Doch wie geht das in Wien zusammen? Denkt sich der durchschnittliche Tourist: „Ich werde als Ausländer zwar angepöbelt, aber in unglaublich schönem Ambiente. Mozartklänge übertönen grantelnde Bewohner, der Duft von Paniertem übertüncht den Stunk und auch wenn man in unfreundliche Gesichter blicken muss, so geht das zumindest klimaschonend im hervorragenden Netz öffentlicher Verkehrsmittel.

Das erinnert ein wenig an die Bewertungen, die Krankenanstalten von ihren designiert entlassenen Patienten einfordern. Sie lesen sich oft wie eine Lobeshymne, eine Huldigung fachkompetenter und menschlicher Betreuung. In vielen Fällen höchst verdient und zurecht, aber bei weitem nicht im Ausmaß jener „120 Prozent Zufriedenheitsquote“, mit denen Institutionen gerne werben.

Haben wir es hier mit einem Wien-Phänomen zu tun, wo die Faktoren „Sauberkeit“, „Luftqualität“ oder „geringe Kriminalitätsrate“ höher eingestuft werden als so profane Dinge wie Freundlichkeit? Natürlich ist es von Vorteil, wenn eine Klinik über ein gewisses Maß an Hygiene verfügt, es nicht sonderlich stinkt und man nicht fürchten muss, vom nachtdiensthabenden Arzt seines Vertrauens ausgeraubt zu werden. Doch bemerkenswert ist es schon, wenn im Wartebereich der Ambulanz die Kundenbetreuung, vorsichtig formuliert, stark verbesserungswürdig ist, die Feedback-Bögen jedoch eine ganz andere Sprache sprechen. Vermutlich sind die meisten Patienten im Nachhinein froh, überhaupt dran genommen worden zu sein und scheinen, in einer Art retrograder Amnesie, die Unbill vergangener Stunden vergessen zu haben. Hauptsache gesund – oder zumindest mit einer neuen, vielversprechenden Salbe auf dem Weg zur Heilung.
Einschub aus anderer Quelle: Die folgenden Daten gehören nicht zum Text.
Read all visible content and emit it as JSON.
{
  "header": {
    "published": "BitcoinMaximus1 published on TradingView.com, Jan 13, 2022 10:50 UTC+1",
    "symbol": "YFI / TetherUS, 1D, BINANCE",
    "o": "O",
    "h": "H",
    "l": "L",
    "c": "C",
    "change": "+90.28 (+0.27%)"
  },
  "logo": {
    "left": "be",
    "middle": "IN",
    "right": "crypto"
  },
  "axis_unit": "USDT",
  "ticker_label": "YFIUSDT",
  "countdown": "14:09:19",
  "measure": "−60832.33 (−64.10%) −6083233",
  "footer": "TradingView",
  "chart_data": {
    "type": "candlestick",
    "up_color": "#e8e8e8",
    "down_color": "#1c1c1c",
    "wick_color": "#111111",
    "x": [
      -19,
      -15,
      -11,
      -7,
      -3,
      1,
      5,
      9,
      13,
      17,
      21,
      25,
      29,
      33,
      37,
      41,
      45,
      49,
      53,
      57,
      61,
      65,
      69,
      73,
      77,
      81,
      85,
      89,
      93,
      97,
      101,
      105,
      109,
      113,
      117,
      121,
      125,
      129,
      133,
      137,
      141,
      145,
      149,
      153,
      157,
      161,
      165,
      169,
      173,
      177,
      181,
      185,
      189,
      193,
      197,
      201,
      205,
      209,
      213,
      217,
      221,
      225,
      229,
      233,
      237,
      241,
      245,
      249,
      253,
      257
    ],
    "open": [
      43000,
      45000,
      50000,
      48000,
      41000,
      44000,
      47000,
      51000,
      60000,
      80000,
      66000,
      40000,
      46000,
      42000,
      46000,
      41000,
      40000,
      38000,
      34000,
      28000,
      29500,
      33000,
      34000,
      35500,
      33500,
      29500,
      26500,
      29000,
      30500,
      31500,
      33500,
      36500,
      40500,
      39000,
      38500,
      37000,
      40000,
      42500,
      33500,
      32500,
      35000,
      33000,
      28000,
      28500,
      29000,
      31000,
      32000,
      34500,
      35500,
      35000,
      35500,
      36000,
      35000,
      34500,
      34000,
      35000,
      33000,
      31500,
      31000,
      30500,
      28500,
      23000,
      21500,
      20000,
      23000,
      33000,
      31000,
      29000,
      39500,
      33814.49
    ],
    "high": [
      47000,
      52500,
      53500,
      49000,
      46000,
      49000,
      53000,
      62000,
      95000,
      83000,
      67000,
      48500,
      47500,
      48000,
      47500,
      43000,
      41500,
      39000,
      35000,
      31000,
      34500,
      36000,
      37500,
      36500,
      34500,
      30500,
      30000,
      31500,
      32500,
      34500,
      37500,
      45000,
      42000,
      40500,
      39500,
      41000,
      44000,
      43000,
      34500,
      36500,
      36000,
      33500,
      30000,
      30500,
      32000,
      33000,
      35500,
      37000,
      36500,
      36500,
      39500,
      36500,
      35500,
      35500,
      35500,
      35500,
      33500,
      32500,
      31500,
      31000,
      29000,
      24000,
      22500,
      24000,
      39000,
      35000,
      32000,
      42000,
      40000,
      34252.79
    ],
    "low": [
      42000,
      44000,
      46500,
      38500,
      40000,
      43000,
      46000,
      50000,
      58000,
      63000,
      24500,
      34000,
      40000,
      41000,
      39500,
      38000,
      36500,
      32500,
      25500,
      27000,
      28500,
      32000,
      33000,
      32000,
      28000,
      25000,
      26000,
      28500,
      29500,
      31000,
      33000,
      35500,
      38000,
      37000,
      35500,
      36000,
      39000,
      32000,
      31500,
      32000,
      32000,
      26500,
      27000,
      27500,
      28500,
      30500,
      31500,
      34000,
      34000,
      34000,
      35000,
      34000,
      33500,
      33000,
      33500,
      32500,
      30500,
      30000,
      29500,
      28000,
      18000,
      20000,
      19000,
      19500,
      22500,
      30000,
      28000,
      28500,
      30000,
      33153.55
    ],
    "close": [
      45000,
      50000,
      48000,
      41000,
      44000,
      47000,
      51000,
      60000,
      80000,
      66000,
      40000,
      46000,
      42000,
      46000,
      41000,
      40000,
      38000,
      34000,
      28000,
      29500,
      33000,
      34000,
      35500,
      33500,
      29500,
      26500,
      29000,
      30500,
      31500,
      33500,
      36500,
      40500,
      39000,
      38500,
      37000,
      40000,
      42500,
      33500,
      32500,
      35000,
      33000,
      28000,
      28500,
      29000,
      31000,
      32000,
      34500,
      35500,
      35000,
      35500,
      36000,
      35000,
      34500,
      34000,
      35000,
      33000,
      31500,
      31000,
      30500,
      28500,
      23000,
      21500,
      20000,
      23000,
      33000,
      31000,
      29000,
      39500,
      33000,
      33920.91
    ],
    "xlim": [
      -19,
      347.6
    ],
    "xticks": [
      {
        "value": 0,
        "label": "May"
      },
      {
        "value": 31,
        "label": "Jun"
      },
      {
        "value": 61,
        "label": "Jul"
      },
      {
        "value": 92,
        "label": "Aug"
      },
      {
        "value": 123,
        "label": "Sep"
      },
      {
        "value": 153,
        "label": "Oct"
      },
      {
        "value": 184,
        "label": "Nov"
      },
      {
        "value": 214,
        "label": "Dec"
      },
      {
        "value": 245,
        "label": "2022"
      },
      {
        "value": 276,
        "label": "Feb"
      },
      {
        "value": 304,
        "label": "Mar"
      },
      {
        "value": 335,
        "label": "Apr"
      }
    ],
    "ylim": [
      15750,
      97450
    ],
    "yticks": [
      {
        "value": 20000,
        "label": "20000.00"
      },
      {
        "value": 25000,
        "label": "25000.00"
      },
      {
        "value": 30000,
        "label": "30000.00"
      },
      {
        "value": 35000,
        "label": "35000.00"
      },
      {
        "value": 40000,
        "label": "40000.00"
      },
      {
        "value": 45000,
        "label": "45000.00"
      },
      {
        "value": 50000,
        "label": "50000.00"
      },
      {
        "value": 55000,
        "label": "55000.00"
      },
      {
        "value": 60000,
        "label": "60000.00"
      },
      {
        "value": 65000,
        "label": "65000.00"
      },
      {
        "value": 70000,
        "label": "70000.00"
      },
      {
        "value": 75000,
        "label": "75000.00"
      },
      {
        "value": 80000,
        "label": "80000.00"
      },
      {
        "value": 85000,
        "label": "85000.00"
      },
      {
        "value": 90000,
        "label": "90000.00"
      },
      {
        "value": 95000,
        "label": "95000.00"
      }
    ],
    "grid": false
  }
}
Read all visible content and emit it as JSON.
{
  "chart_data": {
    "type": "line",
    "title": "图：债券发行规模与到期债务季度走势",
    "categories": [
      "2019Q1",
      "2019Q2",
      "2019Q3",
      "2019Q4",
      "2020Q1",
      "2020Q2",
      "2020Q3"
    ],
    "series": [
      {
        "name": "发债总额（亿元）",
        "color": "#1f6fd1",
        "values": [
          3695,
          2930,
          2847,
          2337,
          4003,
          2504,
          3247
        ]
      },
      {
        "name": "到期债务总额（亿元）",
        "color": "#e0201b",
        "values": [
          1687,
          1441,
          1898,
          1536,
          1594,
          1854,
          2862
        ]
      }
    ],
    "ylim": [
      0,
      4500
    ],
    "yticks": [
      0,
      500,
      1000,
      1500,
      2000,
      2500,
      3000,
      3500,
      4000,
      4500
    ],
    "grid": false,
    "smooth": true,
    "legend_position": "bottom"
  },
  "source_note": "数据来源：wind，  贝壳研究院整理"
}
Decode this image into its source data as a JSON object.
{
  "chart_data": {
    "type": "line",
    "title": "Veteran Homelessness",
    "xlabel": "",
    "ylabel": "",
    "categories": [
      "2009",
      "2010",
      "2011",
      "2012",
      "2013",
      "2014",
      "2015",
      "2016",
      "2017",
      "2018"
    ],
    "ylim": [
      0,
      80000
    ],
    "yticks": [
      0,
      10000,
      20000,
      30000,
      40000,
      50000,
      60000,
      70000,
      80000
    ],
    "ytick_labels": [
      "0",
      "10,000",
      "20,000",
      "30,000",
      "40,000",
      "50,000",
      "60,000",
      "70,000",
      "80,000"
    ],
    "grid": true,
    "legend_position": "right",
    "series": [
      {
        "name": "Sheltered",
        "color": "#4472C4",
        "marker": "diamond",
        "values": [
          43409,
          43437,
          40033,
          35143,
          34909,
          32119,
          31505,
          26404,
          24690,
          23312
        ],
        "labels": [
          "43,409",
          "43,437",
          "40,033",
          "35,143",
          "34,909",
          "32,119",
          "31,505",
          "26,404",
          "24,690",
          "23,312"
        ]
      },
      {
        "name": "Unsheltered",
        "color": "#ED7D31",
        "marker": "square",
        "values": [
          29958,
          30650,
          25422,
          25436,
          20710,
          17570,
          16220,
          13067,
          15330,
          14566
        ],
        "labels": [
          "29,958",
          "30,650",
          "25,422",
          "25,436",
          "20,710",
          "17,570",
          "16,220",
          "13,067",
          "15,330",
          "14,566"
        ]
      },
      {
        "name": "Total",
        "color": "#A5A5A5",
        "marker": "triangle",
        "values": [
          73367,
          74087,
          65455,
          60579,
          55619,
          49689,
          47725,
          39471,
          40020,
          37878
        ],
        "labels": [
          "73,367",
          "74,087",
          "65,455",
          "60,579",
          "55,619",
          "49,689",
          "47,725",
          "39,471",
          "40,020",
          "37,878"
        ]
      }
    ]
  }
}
Vielleicht hält sich die Erwartungshaltung in Grenzen, sodass man bei einem Mangel an Kooperationsbereitschaft gar nicht überrascht ist. Das ist eine gute Basis für hohe Zufriedenheit. Glaubt man den Glücksforschern, so scheint es ein verlässlicher Quell von Glücksempfinden zu sein, wenn sich Dinge unerwartet positiv entwickeln. So sollten sich Patienten beim nächsten Besuch auf der Unfallambulanz prinzipiell von idealen Vorstellungen zu Dr. Dreamy verabschieden. Damit man nicht zusätzlich zum gebrochenen Knöchel sein Paris-Syndrom behandeln lassen muss.